I remember playing with SGIs as an undergrad and they seemed so "sexy" (from the case, to the window manager, to the demos).
In grad school we had a mix of machines. My professor bought the cheapest Indy's you could buy (minimal RAM and CPU), basically for the OpenGL performance. But next door another group ran a computer graphics lab and they had a bunch of high end SGIs (including an Onyx with InfiniteReality, https://en.wikipedia.org/wiki/InfiniteReality which was quite impressive for its day), as well as DEC Alphas running TruCluster. All these machines were maxxed out on hardware (huge RAM, max cores, large storage) and represented the best of what you could do with UNIX at the time. No Suns, though- the group had a terrible time with NIS and never touched Solaris again.
My wimpy laptop- a 486/100MHz could just barely run OpenGL (in software).
When I finally got budget I spent $15K on 6 PCs to build my first cluster (1997-98).

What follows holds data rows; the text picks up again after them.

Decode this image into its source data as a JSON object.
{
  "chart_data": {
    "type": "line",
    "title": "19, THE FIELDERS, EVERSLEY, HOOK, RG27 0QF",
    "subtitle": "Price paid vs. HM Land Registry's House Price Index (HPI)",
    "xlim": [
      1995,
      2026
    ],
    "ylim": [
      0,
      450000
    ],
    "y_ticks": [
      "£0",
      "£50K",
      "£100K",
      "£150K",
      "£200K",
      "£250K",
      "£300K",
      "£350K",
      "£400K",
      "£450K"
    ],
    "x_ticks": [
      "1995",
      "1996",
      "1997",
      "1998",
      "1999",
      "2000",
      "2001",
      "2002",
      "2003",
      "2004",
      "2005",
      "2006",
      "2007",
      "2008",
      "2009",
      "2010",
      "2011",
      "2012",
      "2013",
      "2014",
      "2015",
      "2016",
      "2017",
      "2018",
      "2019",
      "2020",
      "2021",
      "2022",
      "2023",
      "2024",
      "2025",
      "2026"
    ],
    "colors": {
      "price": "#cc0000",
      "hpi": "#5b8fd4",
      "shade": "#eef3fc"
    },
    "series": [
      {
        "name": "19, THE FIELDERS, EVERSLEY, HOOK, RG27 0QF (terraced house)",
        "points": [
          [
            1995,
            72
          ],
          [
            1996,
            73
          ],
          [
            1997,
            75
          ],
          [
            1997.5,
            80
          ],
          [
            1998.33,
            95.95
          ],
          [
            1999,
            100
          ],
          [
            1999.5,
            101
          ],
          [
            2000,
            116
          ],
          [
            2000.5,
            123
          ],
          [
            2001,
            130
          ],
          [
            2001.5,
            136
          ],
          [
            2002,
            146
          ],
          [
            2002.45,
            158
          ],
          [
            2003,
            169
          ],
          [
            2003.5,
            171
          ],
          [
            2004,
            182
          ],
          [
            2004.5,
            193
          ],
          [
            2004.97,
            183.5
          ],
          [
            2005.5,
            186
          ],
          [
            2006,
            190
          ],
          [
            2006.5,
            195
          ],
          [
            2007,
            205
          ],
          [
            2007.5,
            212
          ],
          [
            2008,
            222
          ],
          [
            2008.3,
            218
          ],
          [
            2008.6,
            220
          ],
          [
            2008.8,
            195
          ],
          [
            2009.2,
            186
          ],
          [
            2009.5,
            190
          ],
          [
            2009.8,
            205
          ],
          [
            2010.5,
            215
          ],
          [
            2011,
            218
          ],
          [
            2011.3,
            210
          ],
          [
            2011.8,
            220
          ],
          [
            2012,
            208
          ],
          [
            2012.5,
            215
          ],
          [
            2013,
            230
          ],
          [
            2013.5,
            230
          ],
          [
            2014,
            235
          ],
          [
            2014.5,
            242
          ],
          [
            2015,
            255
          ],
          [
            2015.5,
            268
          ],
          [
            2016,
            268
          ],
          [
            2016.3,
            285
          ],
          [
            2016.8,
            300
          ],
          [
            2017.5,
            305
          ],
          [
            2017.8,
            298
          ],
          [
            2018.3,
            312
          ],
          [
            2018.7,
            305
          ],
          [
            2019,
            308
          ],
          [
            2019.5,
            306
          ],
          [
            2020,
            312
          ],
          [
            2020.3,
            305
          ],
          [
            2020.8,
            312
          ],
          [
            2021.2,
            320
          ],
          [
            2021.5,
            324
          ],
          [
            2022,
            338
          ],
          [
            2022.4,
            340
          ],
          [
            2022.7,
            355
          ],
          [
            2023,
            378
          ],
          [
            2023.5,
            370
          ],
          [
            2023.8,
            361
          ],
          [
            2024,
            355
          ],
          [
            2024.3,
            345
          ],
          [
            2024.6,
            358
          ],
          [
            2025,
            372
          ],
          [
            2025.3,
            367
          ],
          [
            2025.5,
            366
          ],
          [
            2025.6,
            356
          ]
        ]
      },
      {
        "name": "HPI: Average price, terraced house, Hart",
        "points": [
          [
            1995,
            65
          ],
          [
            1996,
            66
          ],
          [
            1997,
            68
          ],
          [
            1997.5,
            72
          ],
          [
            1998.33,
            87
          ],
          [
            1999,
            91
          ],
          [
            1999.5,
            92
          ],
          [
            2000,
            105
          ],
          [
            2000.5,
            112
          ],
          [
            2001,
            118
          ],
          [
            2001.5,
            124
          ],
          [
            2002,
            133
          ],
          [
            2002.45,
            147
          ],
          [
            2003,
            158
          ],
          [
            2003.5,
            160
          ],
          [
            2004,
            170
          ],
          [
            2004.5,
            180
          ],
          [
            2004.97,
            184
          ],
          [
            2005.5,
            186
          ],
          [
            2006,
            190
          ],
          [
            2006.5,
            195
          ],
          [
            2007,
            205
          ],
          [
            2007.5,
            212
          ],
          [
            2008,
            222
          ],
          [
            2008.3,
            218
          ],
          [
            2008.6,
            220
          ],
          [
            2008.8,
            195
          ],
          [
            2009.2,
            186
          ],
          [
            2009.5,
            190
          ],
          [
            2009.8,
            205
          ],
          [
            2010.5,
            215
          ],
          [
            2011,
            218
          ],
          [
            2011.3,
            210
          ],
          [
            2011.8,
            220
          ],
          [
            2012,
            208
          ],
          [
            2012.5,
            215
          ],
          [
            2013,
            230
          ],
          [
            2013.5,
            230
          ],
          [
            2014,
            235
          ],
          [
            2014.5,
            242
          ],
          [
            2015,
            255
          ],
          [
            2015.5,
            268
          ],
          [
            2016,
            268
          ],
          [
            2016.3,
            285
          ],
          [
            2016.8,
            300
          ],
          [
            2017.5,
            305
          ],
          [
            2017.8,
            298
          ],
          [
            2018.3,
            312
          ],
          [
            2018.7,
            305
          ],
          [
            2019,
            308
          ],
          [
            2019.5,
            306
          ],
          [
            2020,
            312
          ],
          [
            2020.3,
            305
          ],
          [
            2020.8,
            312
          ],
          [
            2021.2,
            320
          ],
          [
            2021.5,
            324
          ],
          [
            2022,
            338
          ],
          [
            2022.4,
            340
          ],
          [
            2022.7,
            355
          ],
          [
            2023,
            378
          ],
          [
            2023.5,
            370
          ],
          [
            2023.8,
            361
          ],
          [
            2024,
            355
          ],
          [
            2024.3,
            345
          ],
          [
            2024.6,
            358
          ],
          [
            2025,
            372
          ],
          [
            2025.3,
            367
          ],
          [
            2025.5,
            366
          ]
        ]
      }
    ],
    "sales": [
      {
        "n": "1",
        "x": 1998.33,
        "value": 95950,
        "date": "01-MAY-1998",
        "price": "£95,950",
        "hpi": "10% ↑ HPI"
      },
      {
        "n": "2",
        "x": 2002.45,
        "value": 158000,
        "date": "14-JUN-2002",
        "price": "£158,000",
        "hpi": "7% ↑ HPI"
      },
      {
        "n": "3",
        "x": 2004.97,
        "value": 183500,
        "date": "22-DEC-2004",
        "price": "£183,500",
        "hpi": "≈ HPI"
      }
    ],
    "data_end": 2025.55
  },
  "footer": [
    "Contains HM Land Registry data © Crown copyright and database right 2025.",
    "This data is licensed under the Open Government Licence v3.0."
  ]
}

Everybody sort of laughed at the time (compared to their machines, my floating point wasn't so great) but it wasn't too long before nobody was buying "Real UNIX" machines any more.
NeXTSTEP, Solaris and Irix are my all time favourites in UNIX world, as they all tried to be something more than plain old UNIX + X Windows/CDE, there was a kind of soul to the whole experience.
Hence why I don't get those that try to replay the experience of using plain phosphor termimals + CLI, then why bother. I was there when they were new and don't miss the experience.
I did have some dependence, but it passes and I am glad to have that perspective which can come from using distinctive computers.